BeritaPrima.com, Jakarta - Perbincangan Gubernur DKI Jakarta Basuki Tjahaja Purnama (Ahok) dengan bos PT Artha Graha Group, Tomy Winata soal pembahasan konsep pengembangan infrastruktur dan kawasan terpadu di pesisir pantai utara Jakarta bikin heboh netizen. Terutama terkait dengan pernyataan Tomy yang mempersenjatai petugas keamanan dengan senjata untuk mengamankan lahan.
Pernyataan tersebut berawal Tomy yang menceritakan kelakarnya dengan Pangkostrad dan Panglima TNI terkait pengamanan lahan. Candaan Tomy kemudian disambut kelakar Ahok, yang menyatakan petugas keamanan Tomy bisa digunakan untuk mengusir Pedagang Kaki Lima (PKL) di Monas, Jakarta.
Berikut petikan singkat perbincangan antara Tomy dan Ahok:
Tomy: Jadi saya becanda sama Pangkostrad dan Panglima TNI Pak Moeldoko, bos, bapak punya hutan 60 ribu hektare dijaga 2 batalyon botak. Gua punya hutan dijaga 300 orang, Satpam lagi, beres semua. Sama lautnya 60 hektare.

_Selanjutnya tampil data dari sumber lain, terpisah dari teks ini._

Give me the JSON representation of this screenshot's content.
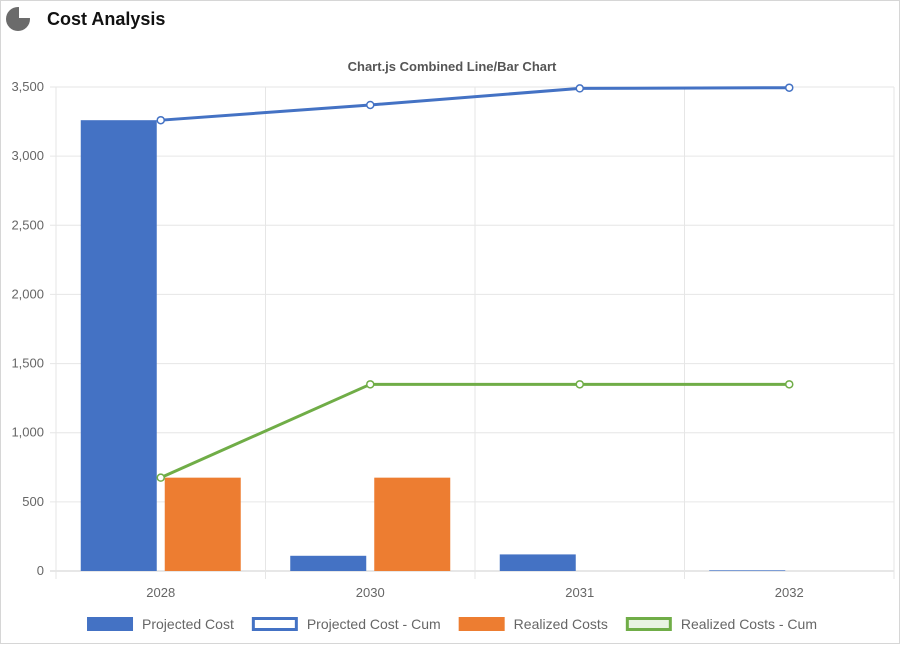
{
  "card": {
    "title": "Cost Analysis",
    "icon": "pie-chart-icon"
  },
  "chart_data": {
    "type": "bar",
    "title": "Chart.js Combined Line/Bar Chart",
    "categories": [
      "2028",
      "2030",
      "2031",
      "2032"
    ],
    "ylim": [
      0,
      3500
    ],
    "yticks": [
      0,
      500,
      1000,
      1500,
      2000,
      2500,
      3000,
      3500
    ],
    "ytick_labels": [
      "0",
      "500",
      "1,000",
      "1,500",
      "2,000",
      "2,500",
      "3,000",
      "3,500"
    ],
    "grid": true,
    "legend_position": "bottom",
    "series": [
      {
        "name": "Projected Cost",
        "type": "bar",
        "color": "#4472c4",
        "values": [
          3260,
          110,
          120,
          5
        ]
      },
      {
        "name": "Projected Cost - Cum",
        "type": "line",
        "color": "#4472c4",
        "values": [
          3260,
          3370,
          3490,
          3495
        ]
      },
      {
        "name": "Realized Costs",
        "type": "bar",
        "color": "#ed7d31",
        "values": [
          675,
          675,
          0,
          0
        ]
      },
      {
        "name": "Realized Costs - Cum",
        "type": "line",
        "color": "#70ad47",
        "values": [
          675,
          1350,
          1350,
          1350
        ]
      }
    ]
  }
}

Ahok: Dipersenjatai semua ya?
Tomy: Softgun, cuma 15 softgun-nya. Cuma bedanya pak, kan pilpres ini, komandannya kan si ini. Anak buah saya yang pegang senjata. Wajib membunuh kalau kaca saya pecah dan orang saya luka, dan saya pikul masuk penjara. Jadi kamu pegang senjata, kamu bangga gak saya masuk penjara? Bangga pak, yaudah.